Putting x=0, we get $y= \left(\frac{9}{5} \right )(0)+ 32=32$

Putting x=5, we get $y= \left(\frac{9}{5} \right )(5)+ 32=41$

Putting x=10, we get $y= \left(\frac{9}{5} \right )(10)+ 32=50$

Hence, points are (0,32) , (5,41) and (10,50).

Q8 (ii) In countries like USA and Canada, temperature is measured in Fahrenheit, whereas in countries like India, it is measured in Celsius. Here is a linear equation that converts Fahrenheit to Celsius: $F = \left(\frac{9}{5} \right )C + 32$

If the temperature is 30°C, what is the temperature in Fahrenheit?

Answer:

$F = \left(\frac{9}{5} \right )C + 32$

Put c=30,

$F = \left(\frac{9}{5} \right )30 + 32=54+32=86$

Thus, the temperature = 30°C, then the temperature is 86 in Fahrenheit.

Q8 (iii) In countries like USA and Canada, the temperature is measured in Fahrenheit, whereas in countries like India, it is measured in Celsius. Here is a linear equation that converts Fahrenheit to Celsius: $F = \left(\frac{9}{5} \right )C + 32$

If the temperature is 95°F, what is the temperature in Celsius?

Answer:

$F = \left(\frac{9}{5} \right )C + 32$

Put F=95,

$95 = \left(\frac{9}{5} \right )C + 32$

$\Rightarrow \left(\frac{9}{5} \right )C=95 -32$

$\Rightarrow \left(\frac{9}{5} \right )C=63$

$\Rightarrow C=35$

If the temperature is 95°F, then 35 is the temperature in Celsius.

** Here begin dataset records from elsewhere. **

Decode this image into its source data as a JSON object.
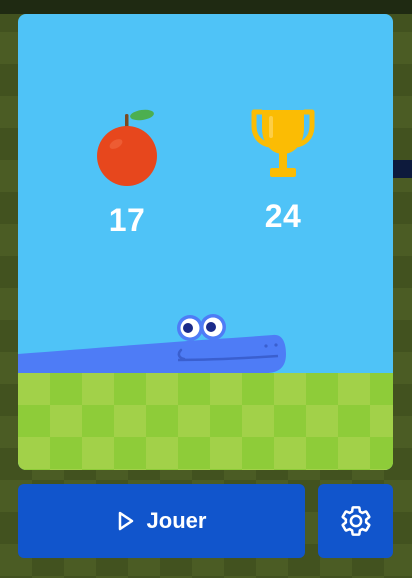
{
  "game": {
    "score": "17",
    "best_score": "24",
    "score_icon": "apple-icon",
    "best_icon": "trophy-icon"
  },
  "controls": {
    "play_label": "Jouer",
    "play_icon": "play-icon",
    "settings_icon": "gear-icon"
  },
  "colors": {
    "sky": "#4fc3f7",
    "grass_light": "#a2d149",
    "grass_dark": "#8ecc39",
    "button": "#1155cc",
    "snake": "#4e7cf6",
    "apple": "#e7471d",
    "trophy": "#fbbc04"
  }
}
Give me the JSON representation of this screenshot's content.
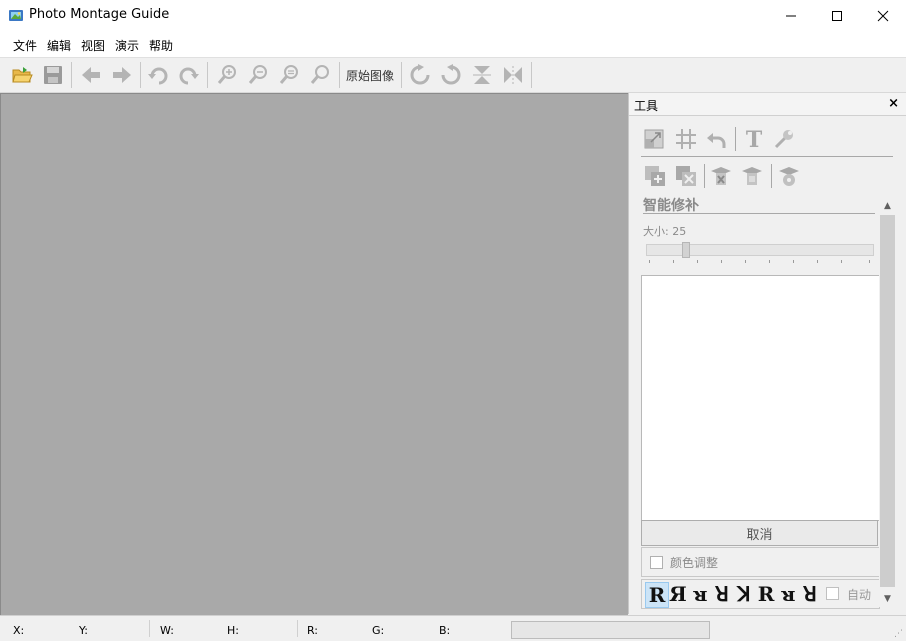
{
  "window": {
    "title": "Photo Montage Guide"
  },
  "menu": [
    "文件",
    "编辑",
    "视图",
    "演示",
    "帮助"
  ],
  "toolbar": {
    "original_image_label": "原始图像",
    "icons": [
      "open-folder-icon",
      "save-icon",
      "back-arrow-icon",
      "forward-arrow-icon",
      "undo-icon",
      "redo-icon",
      "zoom-in-icon",
      "zoom-out-icon",
      "zoom-fit-icon",
      "zoom-actual-icon",
      "rotate-right-icon",
      "rotate-left-icon",
      "flip-vertical-icon",
      "flip-horizontal-icon"
    ]
  },
  "panel": {
    "title": "工具",
    "close": "×",
    "smart_repair": "智能修补",
    "size_label": "大小: 25",
    "size_value": 25,
    "cancel": "取消",
    "color_adjust": "颜色调整",
    "auto": "自动",
    "orientation_glyphs": [
      "R",
      "Я",
      "ᴚ",
      "ꓤ",
      "ꓘ",
      "R",
      "ᴚ",
      "ꓤ"
    ],
    "scroll_up": "▲",
    "scroll_down": "▼"
  },
  "statusbar": {
    "x": "X:",
    "y": "Y:",
    "w": "W:",
    "h": "H:",
    "r": "R:",
    "g": "G:",
    "b": "B:"
  },
  "colors": {
    "canvas": "#a9a9a9",
    "selected": "#cce4f7"
  }
}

Q8 (iv) In countries like USA and Canada, temperature is measured in Fahrenheit, whereas in countries like India, it is measured in Celsius. Here is a linear equation that converts Fahrenheit to Celsius: $F = \left(\frac{9}{5} \right )C + 32$

If the temperature is 0°C, what is the temperature in Fahrenheit and if the temperature is 0°F, what is the temperature in Celsius?

Answer:

If the temperature is 0°C,

$F = \left(\frac{9}{5} \right )C + 32$

$F = \left(\frac{9}{5} \right )(0) + 32$

$\Rightarrow F = 32$

if the temperature is 0°F,

$F = \left(\frac{9}{5} \right )C + 32$

$0= \left(\frac{9}{5} \right )C + 32$

$\Rightarrow \left(\frac{9}{5} \right )C=- 32$

$\Rightarrow C=- 17.8$

Thus, if the temperature is 0°C , then the temperature in Fahrenheit is 32 and if the temperature is 0°F, then the temperature in celsius is -17.8.

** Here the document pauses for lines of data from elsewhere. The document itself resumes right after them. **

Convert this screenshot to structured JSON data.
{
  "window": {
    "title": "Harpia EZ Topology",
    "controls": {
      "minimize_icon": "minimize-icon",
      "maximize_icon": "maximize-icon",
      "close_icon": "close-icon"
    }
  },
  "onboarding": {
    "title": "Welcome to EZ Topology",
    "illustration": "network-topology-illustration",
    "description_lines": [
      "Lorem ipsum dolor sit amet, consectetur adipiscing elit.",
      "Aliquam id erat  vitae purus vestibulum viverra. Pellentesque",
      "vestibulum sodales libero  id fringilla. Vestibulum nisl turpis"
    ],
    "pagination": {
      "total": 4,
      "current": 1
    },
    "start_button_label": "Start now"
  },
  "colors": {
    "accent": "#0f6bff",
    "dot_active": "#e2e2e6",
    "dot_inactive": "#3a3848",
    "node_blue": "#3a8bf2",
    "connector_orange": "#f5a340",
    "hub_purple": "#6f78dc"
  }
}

Q8 (v) In countries like USA and Canada, temperature is measured in Fahrenheit, whereas in countries like India, it is measured in Celsius. Here is a linear equation that converts Fahrenheit to Celsius: $F = \left(\frac{9}{5} \right )C + 32$

(v) Is there a temperature which is numerically the same in both Fahrenheit and Celsius? If yes, find it.

Answer:

$F = \left(\frac{9}{5} \right )C + 32$

Let temperature be x in both Fahrenheit and celsius.

$x= \left(\frac{9}{5} \right )x + 32$

$\Rightarrow 5x= 9x + 160$

$\Rightarrow 5x-9x = 160$

$\Rightarrow -4x = 160$

$\Rightarrow x = -40 ^\circ$

Thus, 40 is the temperature which is numerically the same in both Fahrenheit and celsius.